Weather challenges in identifying the missing submarine are announced with regularity. This is humanity versus nature, human-made endeavour frustrated by the elements of a broody Mother Nature. “The bad weather conditions really are adverse,” claimed navy spokesman Enrique Balbi to a news conference.
This is far from all. The authorities reported a sound (US sources deemed it a “hydro-acoustic anomaly”) near the last recorded position of the San Juan on November 15 itself, suggesting that the submarine might well have suffered implosion. The source of this account came from the Vienna-based Comprehensive Nuclear-Test Ban Treaty Organisation (CTBTO), which detected an “abnormal, singular, short, violent, non-nuclear event” in the South Atlantic.

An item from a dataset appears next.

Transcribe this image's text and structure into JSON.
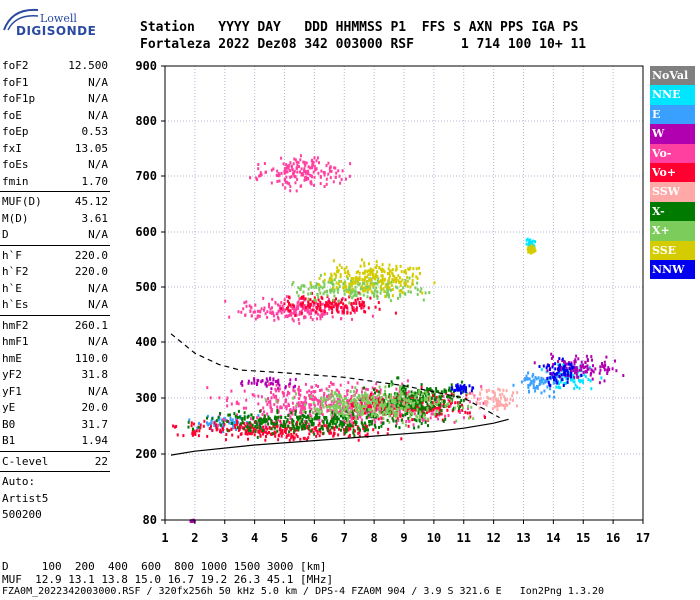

This very fact piqued the curiosity of those wondering, notably among the relatives of the crew members, whether the San Juan was up to scratch in the safety department. Tragic negligence, an often fatal human trait in matters of military equipment, was suggested.
The account was also laced with unwanted, agonising suspense. The submarine had surfaced momentarily on returning from a standard mission to Ushuaia Naval Base to report a “short circuit” of its batteries occasioned by the entry of water into its snorkel. The questions began accumulating with grief and menace: Was the San Juan equipped with torpedos? Was it fit for service, having been commissioned in 1985 and refitted in 2014?
As with any institutional response to tragedy, bureaucrats, even in the navy, must assume that procedures were followed. Rarely is a confession ever made at first instance that this was not done. “The submarine doesn’t sail,” claimed Babi, if its entire operating system is not checked. “If it set off… it was because it was in a condition to do so.” The power of presumption.
Despite the unfolding calamity, Balbi maintains a posture of mild confidence moderated by fatalism, one he describes as “a stage of hope and hopelessness” – the worst of emotional twilight zones. “We’ve been searching for 11 days but that does not remove the chance that they could still be alive in an extreme survival situation.” In this state, the Navy remains committed to identifying the “firm evidence” necessary in detecting the San Juan.
Most terrifyingly of all, and most crushingly, is the numbing uncertainty, the impairing contingency. Relatives are divided between what might be a premature acceptance of death, and the sliver of a chance for miraculous survival. This piece of machinery, which risks, if it already has not become so, assuming the form of a 65-metre long mausoleum in the sea, may well entomb its residents for years to come.